Do you know the land of green? – Irland

Liebe Leser,

die oben genannte Textzeile kennt wohl jeder. Seit dieser Woche kenne ich auch endlich das dazu gehörende Land. Irland, Traum meiner schlaflosen Nächte. Seit Monaten planten die wundervolle Henrike und ich bereits unsere Tour, nur um vor Ort fest zu stellen, dass wir unsere Prioritäten vollkommen falsch gesetzt haben.

Das Gras ist dort eben doch grüner...
Das Gras ist dort eben doch grüner…

Gestartet sind wir am 17.03. in Dublin. Richtig, St. Patricks Day. Wir hielten das im Vorfeld für eine ganz wundervolle Idee. Und versteht mich nicht falsch, es war in jedem Fall ein Erlebnis. Allerdings hat Dublin sich an diesem Tag nicht von seiner schönsten Seite gezeigt. Von den vielen Menschen, die wir an diesem Tag kennen lernten, war nicht einer Ire. Die sonst eher beschauliche Stadt zerplatze nahezu aus allen Nähten und war bevölkert von sturzbetrunkenen, sich nicht benehmenden Touristen. Schade, eigentlich. Für uns blieb es bei ein paar Bier, einem Burger und kopfschüttelnden Fremdschämen.
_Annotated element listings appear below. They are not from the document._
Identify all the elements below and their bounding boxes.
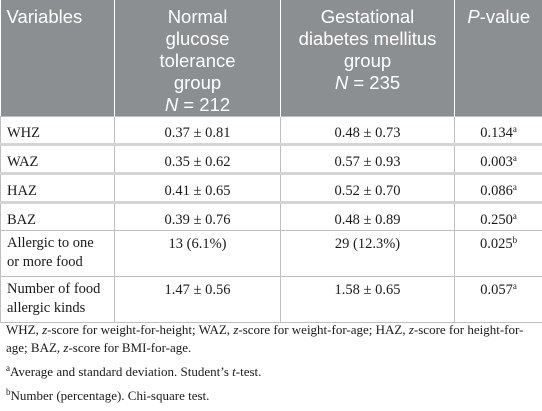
header-gdm-line: Gestational: [285, 6, 450, 28]
header-gdm-n: N = 235: [285, 72, 450, 94]
header-ngt-line: group: [119, 72, 276, 94]
row-label: HAZ: [1, 174, 115, 203]
table-row: BAZ 0.39 ± 0.76 0.48 ± 0.89 0.250a: [1, 203, 542, 231]
gdm-value: 29 (12.3%): [281, 231, 455, 277]
table-footnotes: WHZ, z-score for weight-for-height; WAZ,…: [6, 321, 540, 411]
row-label: WHZ: [1, 117, 115, 145]
p-value: 0.086a: [455, 174, 542, 203]
header-p-value: P-value: [455, 0, 542, 117]
header-gdm-group: Gestational diabetes mellitus group N = …: [281, 0, 455, 117]
header-p-italic: P: [467, 6, 479, 27]
data-table: Variables Normal glucose tolerance group…: [0, 0, 542, 323]
ngt-value: 0.39 ± 0.76: [115, 203, 281, 231]
footnote-b: bNumber (percentage). Chi-square test.: [6, 387, 540, 405]
abbreviation-note: WHZ, z-score for weight-for-height; WAZ,…: [6, 321, 540, 357]
gdm-value: 0.52 ± 0.70: [281, 174, 455, 203]
ngt-value: 0.41 ± 0.65: [115, 174, 281, 203]
p-value: 0.057a: [455, 277, 542, 323]
header-ngt-n: N = 212: [119, 94, 276, 116]
header-ngt-line: Normal: [119, 6, 276, 28]
p-value: 0.134a: [455, 117, 542, 145]
header-ngt-line: tolerance: [119, 50, 276, 72]
p-value: 0.025b: [455, 231, 542, 277]
table-row: WAZ 0.35 ± 0.62 0.57 ± 0.93 0.003a: [1, 145, 542, 174]
p-value: 0.250a: [455, 203, 542, 231]
gdm-value: 1.58 ± 0.65: [281, 277, 455, 323]
header-variables: Variables: [1, 0, 115, 117]
table-row: Number of food allergic kinds 1.47 ± 0.5…: [1, 277, 542, 323]
gdm-value: 0.48 ± 0.73: [281, 117, 455, 145]
gdm-value: 0.57 ± 0.93: [281, 145, 455, 174]
table-row: WHZ 0.37 ± 0.81 0.48 ± 0.73 0.134a: [1, 117, 542, 145]
ngt-value: 1.47 ± 0.56: [115, 277, 281, 323]
header-p-rest: -value: [480, 6, 530, 27]
row-label: Allergic to one or more food: [1, 231, 115, 277]
row-label: WAZ: [1, 145, 115, 174]
p-value: 0.003a: [455, 145, 542, 174]
header-gdm-line: diabetes mellitus: [285, 28, 450, 50]
header-ngt-group: Normal glucose tolerance group N = 212: [115, 0, 281, 117]
ngt-value: 0.37 ± 0.81: [115, 117, 281, 145]
footnote-a: aAverage and standard deviation. Student…: [6, 363, 540, 381]
gdm-value: 0.48 ± 0.89: [281, 203, 455, 231]
header-ngt-line: glucose: [119, 28, 276, 50]
row-label: BAZ: [1, 203, 115, 231]
table-row: Allergic to one or more food 13 (6.1%) 2…: [1, 231, 542, 277]
ngt-value: 0.35 ± 0.62: [115, 145, 281, 174]
table-row: HAZ 0.41 ± 0.65 0.52 ± 0.70 0.086a: [1, 174, 542, 203]
row-label: Number of food allergic kinds: [1, 277, 115, 323]
header-row: Variables Normal glucose tolerance group…: [1, 0, 542, 117]
header-gdm-line: group: [285, 50, 450, 72]
ngt-value: 13 (6.1%): [115, 231, 281, 277]
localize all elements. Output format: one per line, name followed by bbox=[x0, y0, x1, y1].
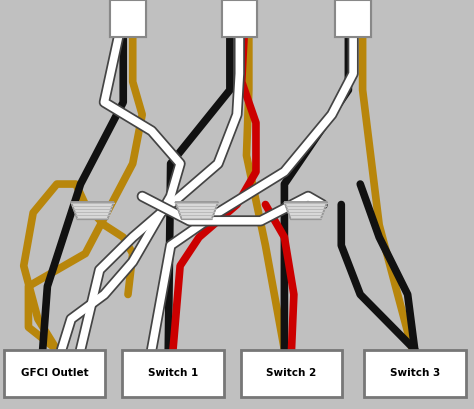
Text: Switch 3: Switch 3 bbox=[390, 368, 440, 378]
FancyBboxPatch shape bbox=[4, 350, 105, 397]
Polygon shape bbox=[284, 202, 327, 219]
Text: GFCI Outlet: GFCI Outlet bbox=[21, 368, 88, 378]
FancyBboxPatch shape bbox=[221, 0, 257, 37]
Polygon shape bbox=[284, 202, 327, 219]
FancyBboxPatch shape bbox=[364, 350, 465, 397]
Polygon shape bbox=[71, 202, 114, 219]
Polygon shape bbox=[71, 202, 114, 219]
FancyBboxPatch shape bbox=[110, 0, 146, 37]
Polygon shape bbox=[175, 202, 218, 219]
Text: Switch 1: Switch 1 bbox=[148, 368, 198, 378]
Text: Switch 2: Switch 2 bbox=[266, 368, 317, 378]
FancyBboxPatch shape bbox=[336, 0, 371, 37]
FancyBboxPatch shape bbox=[110, 0, 146, 37]
FancyBboxPatch shape bbox=[122, 350, 224, 397]
FancyBboxPatch shape bbox=[221, 0, 257, 37]
FancyBboxPatch shape bbox=[240, 350, 342, 397]
Polygon shape bbox=[175, 202, 218, 219]
FancyBboxPatch shape bbox=[336, 0, 371, 37]
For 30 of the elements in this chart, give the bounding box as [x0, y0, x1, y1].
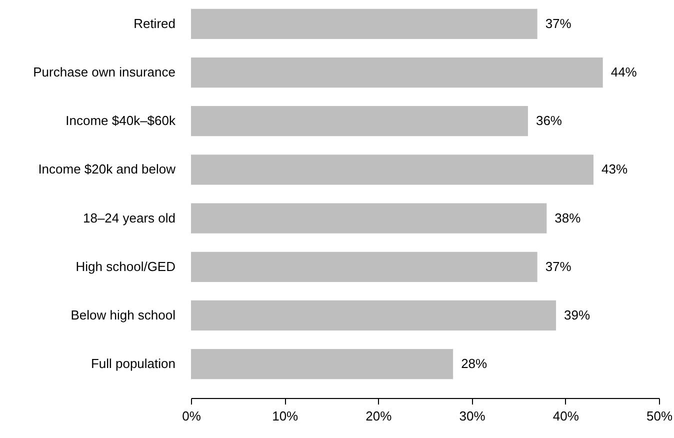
y-tick-label: Purchase own insurance: [33, 64, 176, 80]
y-tick-label: Income $20k and below: [38, 162, 176, 177]
x-tick-label: 30%: [459, 408, 486, 424]
data-label: 36%: [536, 113, 562, 128]
data-label: 44%: [610, 64, 638, 80]
y-tick-label: Income $40k–$60k: [66, 113, 176, 128]
y-tick-label: Full population: [90, 356, 176, 372]
data-label: 39%: [564, 307, 590, 322]
data-label: 43%: [601, 162, 628, 177]
x-tick-label: 50%: [646, 408, 673, 424]
bar: [191, 154, 594, 185]
bar: [191, 349, 454, 380]
data-label: 28%: [461, 356, 488, 372]
data-label: 37%: [545, 16, 572, 31]
y-tick-label: 18–24 years old: [82, 210, 176, 226]
bar: [191, 203, 547, 234]
bar: [191, 8, 538, 39]
y-tick-label: Retired: [134, 16, 176, 31]
x-tick-label: 20%: [366, 408, 392, 424]
data-label: 37%: [545, 258, 572, 274]
x-tick-label: 40%: [552, 408, 580, 424]
x-tick-label: 0%: [182, 408, 202, 424]
data-label: 38%: [554, 210, 582, 226]
bar: [191, 106, 528, 136]
x-tick-label: 10%: [272, 408, 299, 424]
y-tick-label: High school/GED: [76, 258, 176, 274]
bar: [191, 252, 538, 282]
bar: [191, 57, 603, 88]
bar: [191, 300, 556, 331]
y-tick-label: Below high school: [70, 307, 176, 322]
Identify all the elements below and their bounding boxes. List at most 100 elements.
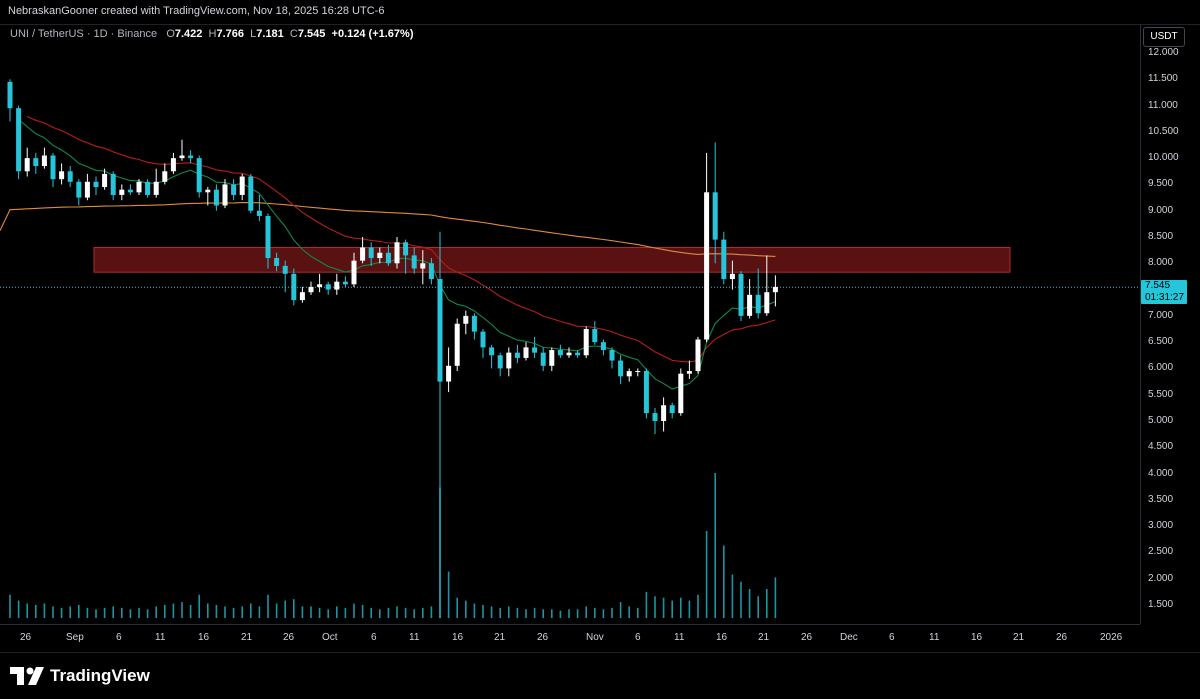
time-tick-label: 16 xyxy=(198,632,210,643)
time-tick-label: 6 xyxy=(889,632,895,643)
candle-body xyxy=(188,155,194,159)
volume-bar xyxy=(508,606,510,618)
time-tick-label: 26 xyxy=(801,632,813,643)
time-axis[interactable]: 26 Sep 6 11 16 21 26 Oct 6 11 16 21 26 Nov 6 11 16 21 26 De… xyxy=(0,624,1140,647)
volume-bar xyxy=(516,607,519,618)
chart-area[interactable] xyxy=(0,24,1141,624)
volume-bar xyxy=(250,603,252,618)
volume-bar xyxy=(465,600,467,618)
price-tick-label: 3.000 xyxy=(1148,520,1174,532)
candle-body xyxy=(738,273,744,316)
candle-body xyxy=(93,181,99,188)
volume-bar xyxy=(293,599,295,618)
volume-bar xyxy=(310,606,312,618)
candle-body xyxy=(489,347,495,356)
open-label: O xyxy=(166,28,175,40)
price-tick-label: 9.000 xyxy=(1148,204,1174,216)
volume-bar xyxy=(576,609,579,618)
high-value: 7.766 xyxy=(216,28,245,40)
candle-body xyxy=(454,323,460,366)
candle-body xyxy=(626,371,632,377)
candle-body xyxy=(16,108,22,172)
time-tick-label: 2026 xyxy=(1100,632,1123,643)
volume-bar xyxy=(482,604,484,618)
candle-body xyxy=(661,405,667,421)
candle-body xyxy=(592,329,598,343)
candle-body xyxy=(635,371,641,373)
volume-bar xyxy=(594,607,596,618)
volume-bar xyxy=(379,609,381,618)
volume-bar xyxy=(551,609,553,618)
volume-bar xyxy=(155,606,157,618)
candle-body xyxy=(317,284,323,287)
candle-body xyxy=(609,350,615,361)
volume-bar xyxy=(284,600,286,618)
volume-bar xyxy=(473,603,476,618)
candle-body xyxy=(420,263,426,269)
time-tick-label: 26 xyxy=(537,632,549,643)
time-tick-label: Dec xyxy=(840,632,858,643)
ema-mid-line xyxy=(26,115,776,363)
candle-body xyxy=(7,81,13,109)
candle-body xyxy=(76,181,82,198)
volume-bar xyxy=(645,591,648,618)
low-value: 7.181 xyxy=(256,28,284,40)
volume-bar xyxy=(129,609,132,618)
candle-body xyxy=(437,279,443,382)
candle-body xyxy=(145,181,151,195)
volume-bar xyxy=(121,607,123,618)
price-tick-label: 10.500 xyxy=(1148,125,1179,137)
volume-bar xyxy=(69,606,71,618)
low-label: L xyxy=(250,28,257,40)
volume-bar xyxy=(585,606,587,618)
volume-bar xyxy=(490,606,493,618)
candle-body xyxy=(308,286,314,293)
candle-body xyxy=(557,350,563,356)
candle-body xyxy=(712,192,718,240)
credit-text: NebraskanGooner created with TradingView… xyxy=(8,5,385,17)
price-tick-label: 11.500 xyxy=(1148,73,1178,85)
candle-body xyxy=(514,352,520,358)
volume-bar xyxy=(766,589,768,618)
time-tick-label: 11 xyxy=(674,632,685,643)
candle-body xyxy=(532,347,538,353)
price-tick-label: 6.000 xyxy=(1148,362,1174,374)
volume-bar xyxy=(456,597,458,618)
candle-body xyxy=(282,265,288,274)
volume-bar xyxy=(748,589,751,618)
price-tick-label: 5.000 xyxy=(1148,415,1174,426)
volume-bar xyxy=(568,609,570,618)
candle-body xyxy=(652,413,658,421)
price-chart[interactable] xyxy=(0,24,1140,624)
volume-bar xyxy=(525,609,527,618)
time-tick-label: 11 xyxy=(409,632,420,643)
volume-bar xyxy=(164,604,166,618)
volume-bar xyxy=(26,603,28,618)
candle-body xyxy=(360,247,366,261)
candle-body xyxy=(248,176,254,211)
resistance-zone xyxy=(93,247,1011,273)
candle-body xyxy=(136,181,142,193)
price-tick-label: 2.500 xyxy=(1148,546,1174,558)
candle-body xyxy=(403,242,409,256)
candle-body xyxy=(153,181,159,195)
candle-body xyxy=(41,155,47,167)
currency-unit-button[interactable]: USDT xyxy=(1143,27,1185,47)
volume-bar xyxy=(757,596,759,618)
candle-body xyxy=(480,331,486,348)
volume-bar xyxy=(619,602,622,618)
volume-bar xyxy=(611,607,613,618)
candle-body xyxy=(669,405,675,414)
volume-bar xyxy=(344,607,347,618)
candle-body xyxy=(446,365,452,382)
time-tick-label: 26 xyxy=(1056,632,1068,643)
volume-bar xyxy=(207,603,209,618)
candle-body xyxy=(575,352,581,356)
candle-body xyxy=(196,158,202,193)
candle-body xyxy=(342,281,348,285)
candle-body xyxy=(583,329,589,356)
candle-body xyxy=(179,155,185,159)
symbol-name[interactable]: UNI / TetherUS · 1D · Binance xyxy=(10,28,158,40)
ema-slow-line xyxy=(0,202,776,257)
candle-body xyxy=(84,181,90,198)
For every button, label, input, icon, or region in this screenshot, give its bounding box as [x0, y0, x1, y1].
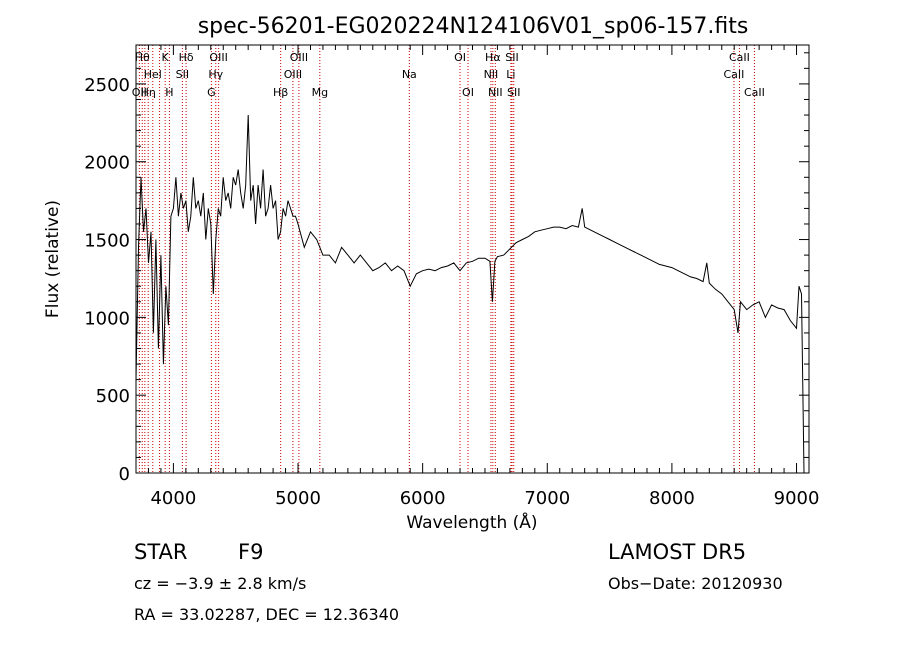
line-marker-label: OI [462, 86, 474, 99]
line-marker-label: Hel [144, 68, 162, 81]
line-marker-label: H [165, 86, 173, 99]
y-tick-label: 1500 [84, 231, 130, 252]
chart-title: spec-56201-EG020224N124106V01_sp06-157.f… [198, 14, 749, 39]
line-marker-labels: OIIHθHηHelKHSIIHδGHγOIIIHβOIIIOIIIMgNaOI… [132, 51, 765, 99]
line-marker-label: OIII [290, 51, 308, 64]
line-marker-label: K [162, 51, 170, 64]
spectrum-line [135, 114, 805, 474]
x-tick-label: 8000 [649, 488, 695, 509]
obs-date: Obs−Date: 20120930 [608, 574, 783, 593]
line-marker-label: CaII [724, 68, 745, 81]
x-tick-label: 7000 [524, 488, 570, 509]
line-marker-label: CaII [729, 51, 750, 64]
line-marker-label: SII [505, 51, 518, 64]
line-marker-label: Hβ [273, 86, 288, 99]
object-class: STAR [134, 540, 187, 564]
line-markers [138, 45, 755, 473]
line-marker-label: NII [484, 68, 499, 81]
line-marker-label: NII [488, 86, 503, 99]
x-tick-label: 9000 [774, 488, 820, 509]
line-marker-label: Mg [312, 86, 328, 99]
y-tick-label: 0 [119, 464, 130, 485]
line-marker-label: Hθ [135, 51, 150, 64]
plot-frame [135, 44, 810, 474]
line-marker-label: Hη [141, 86, 156, 99]
line-marker-label: G [207, 86, 216, 99]
line-marker-label: Na [402, 68, 417, 81]
object-subclass: F9 [238, 540, 263, 564]
x-tick-label: 4000 [150, 488, 196, 509]
line-marker-label: CaII [744, 86, 765, 99]
redshift-text: cz = −3.9 ± 2.8 km/s [134, 574, 306, 593]
line-marker-label: OIII [209, 51, 227, 64]
y-tick-label: 2500 [84, 75, 130, 96]
y-tick-label: 500 [96, 386, 130, 407]
ra-dec-text: RA = 33.02287, DEC = 12.36340 [134, 605, 399, 624]
line-marker-label: OI [454, 51, 466, 64]
y-tick-label: 2000 [84, 153, 130, 174]
y-axis-ticks: 0 500 1000 1500 2000 2500 [84, 52, 809, 485]
line-marker-label: Hδ [179, 51, 194, 64]
line-marker-label: SII [176, 68, 189, 81]
line-marker-label: SII [507, 86, 520, 99]
y-tick-label: 1000 [84, 308, 130, 329]
x-tick-label: 5000 [275, 488, 321, 509]
line-marker-label: OIII [284, 68, 302, 81]
line-marker-label: Hγ [208, 68, 223, 81]
x-axis-label: Wavelength (Å) [406, 511, 537, 533]
line-marker-label: Li [506, 68, 515, 81]
survey-name: LAMOST DR5 [608, 540, 746, 564]
x-axis-ticks: 4000 5000 6000 7000 8000 9000 [147, 45, 820, 509]
y-axis-label: Flux (relative) [43, 200, 63, 318]
x-tick-label: 6000 [400, 488, 446, 509]
line-marker-label: Hα [485, 51, 501, 64]
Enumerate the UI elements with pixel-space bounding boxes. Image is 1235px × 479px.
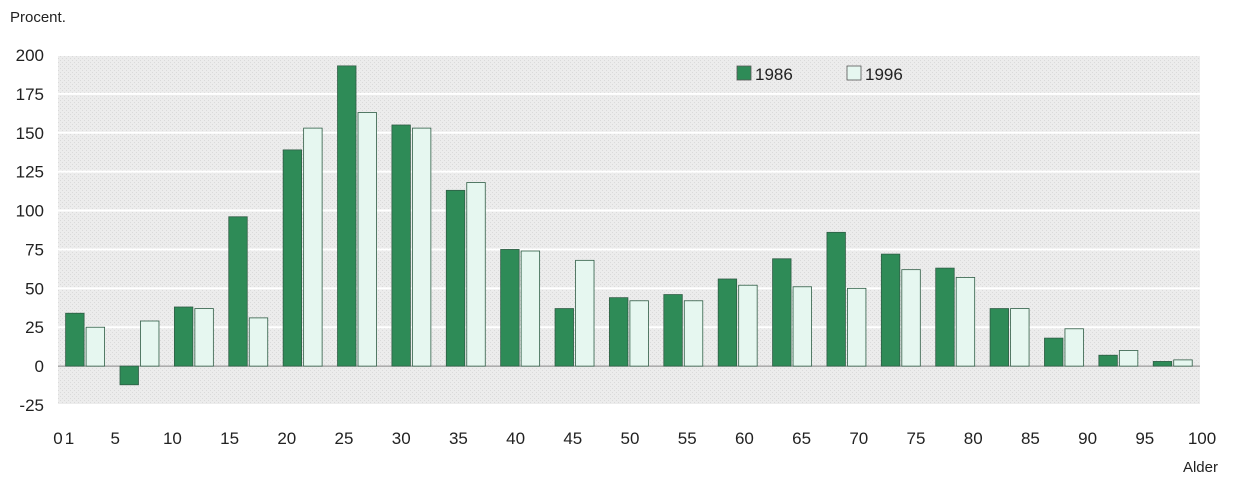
y-tick-label: 75 xyxy=(25,240,44,259)
y-tick-label: 200 xyxy=(16,46,44,65)
y-tick-label: 25 xyxy=(25,318,44,337)
x-tick-label: 30 xyxy=(392,429,411,448)
x-axis-title: Alder xyxy=(1183,459,1218,476)
legend-swatch-1996 xyxy=(846,65,862,81)
x-tick-label: 100 xyxy=(1188,429,1216,448)
bar-1996-1-4 xyxy=(140,320,160,367)
x-tick-label: 95 xyxy=(1135,429,1154,448)
bar-1986-45-49 xyxy=(609,297,629,367)
bar-1986-15-19 xyxy=(282,149,303,367)
x-tick-label: 20 xyxy=(277,429,296,448)
bar-1986-25-29 xyxy=(391,124,411,367)
bar-1996-60-64 xyxy=(792,286,812,367)
bar-1996-40-44 xyxy=(575,259,595,367)
bar-1996-95-99 xyxy=(1173,359,1193,367)
x-tick-label: 5 xyxy=(110,429,119,448)
y-tick-label: 125 xyxy=(16,163,44,182)
legend-label-1996: 1996 xyxy=(865,65,903,84)
bar-1996-50-54 xyxy=(683,300,704,367)
legend-swatch-1986 xyxy=(736,65,752,81)
bar-1996-55-59 xyxy=(738,284,758,367)
x-tick-label: 45 xyxy=(563,429,582,448)
bar-1996-85-89 xyxy=(1064,328,1084,367)
x-tick-label: 1 xyxy=(65,429,74,448)
bar-1986-60-64 xyxy=(772,258,792,367)
y-tick-label: 150 xyxy=(16,124,44,143)
x-tick-label: 80 xyxy=(964,429,983,448)
bar-1996-5-9 xyxy=(194,308,214,367)
bar-1986-35-39 xyxy=(500,249,520,367)
x-axis: 0 1 5 10 15 20 25 30 35 40 45 50 55 60 65 70 75 80 85 90 95 1… xyxy=(53,429,1216,448)
bar-1986-80-84 xyxy=(989,308,1009,367)
x-tick-label: 90 xyxy=(1078,429,1097,448)
bar-1996-0 xyxy=(85,326,105,367)
bars xyxy=(65,65,1193,386)
x-tick-label: 0 xyxy=(53,429,62,448)
bar-1996-20-24 xyxy=(357,112,377,367)
bar-1986-50-54 xyxy=(663,294,683,367)
bar-1996-10-14 xyxy=(248,317,269,367)
bar-1996-75-79 xyxy=(955,277,976,367)
y-axis: -25 0 25 50 75 100 125 150 175 200 xyxy=(16,46,44,415)
x-tick-label: 10 xyxy=(163,429,182,448)
y-axis-title: Procent. xyxy=(10,9,66,26)
bar-1986-1-4 xyxy=(119,365,139,386)
bar-1986-65-69 xyxy=(826,231,846,367)
x-tick-label: 60 xyxy=(735,429,754,448)
x-tick-label: 65 xyxy=(792,429,811,448)
x-tick-label: 70 xyxy=(849,429,868,448)
bar-1996-15-19 xyxy=(303,127,323,367)
legend: 1986 1996 xyxy=(736,65,903,84)
y-tick-label: 175 xyxy=(16,85,44,104)
bar-1996-70-74 xyxy=(901,269,921,367)
x-tick-label: 35 xyxy=(449,429,468,448)
y-tick-label: -25 xyxy=(19,396,44,415)
bar-1986-85-89 xyxy=(1044,337,1064,367)
bar-1986-70-74 xyxy=(880,253,901,367)
bar-1996-35-39 xyxy=(520,250,541,367)
bar-1986-95-99 xyxy=(1152,361,1173,367)
bar-1996-80-84 xyxy=(1010,308,1030,367)
x-tick-label: 15 xyxy=(220,429,239,448)
bar-1996-30-34 xyxy=(466,182,486,367)
bar-1986-5-9 xyxy=(173,306,194,367)
bar-1996-25-29 xyxy=(411,127,432,367)
x-tick-label: 50 xyxy=(621,429,640,448)
bar-1986-30-34 xyxy=(445,189,466,367)
x-tick-label: 40 xyxy=(506,429,525,448)
y-tick-label: 100 xyxy=(16,202,44,221)
legend-label-1986: 1986 xyxy=(755,65,793,84)
bar-1986-75-79 xyxy=(935,267,955,367)
x-tick-label: 75 xyxy=(907,429,926,448)
bar-1986-20-24 xyxy=(337,65,357,367)
bar-1986-10-14 xyxy=(228,216,248,367)
bar-1996-90-94 xyxy=(1118,350,1139,367)
y-tick-label: 0 xyxy=(35,357,44,376)
bar-1986-55-59 xyxy=(717,278,738,367)
bar-1996-65-69 xyxy=(847,287,867,367)
bar-1986-0 xyxy=(65,312,85,367)
bar-1986-90-94 xyxy=(1098,354,1118,367)
plot-background xyxy=(58,55,1200,405)
bar-1996-45-49 xyxy=(629,300,649,367)
bar-1986-40-44 xyxy=(554,308,574,367)
gridlines xyxy=(58,54,1200,406)
x-tick-label: 85 xyxy=(1021,429,1040,448)
x-tick-label: 55 xyxy=(678,429,697,448)
x-tick-label: 25 xyxy=(335,429,354,448)
y-tick-label: 50 xyxy=(25,279,44,298)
Erst als wir bereits auf dem Heimweg waren fanden wir in einer abgelegenen Seitengasse eine typisch irische Musikgruppe, ein paar Tänzer und ein interessantes Gespräch. Dennoch sind wir an unserem ersten Abend auf der grünen Insel nicht wirklich alt geworden.

Das war auch gar nicht so schlimm, denn der Dienstag stand ganz im Zeichen von Kunst und Kultur. Der interessante Stadtkern Dublins ist fußläufig gut zu erkunden. Wir starteten mit der beeindruckenden St. Patricks Cathedral und arbeiteten uns über den St. Stephans Green zur National Gallery vor. Leider befindet sich letztere leider im Umbau, weswegen nur ein paar der alten Meister ausgestellt waren. Dennoch hat sich der Besuch gelohnt, denn auch die wenigen Werke waren allesamt beeindruckend. Rembrant und Vermeer gaben sich die Klinke in die Hand. Doch wirklich traumhaft habe ich mich erst in der Bibliothek des Trinity Colleges gefühlt. 200.000 der ältesten Bücher Irlands! Oh Gott, allein der Duft in dieser heiligen Halle hat mich nahezu entrückt. Das Book of Kells oder die älteste Harfe Irlands waren dabei nur nebensächliche Sehenswürdigkeiten. Die Abendstunden verbrachten wir ganz Ladylike mit Shopping.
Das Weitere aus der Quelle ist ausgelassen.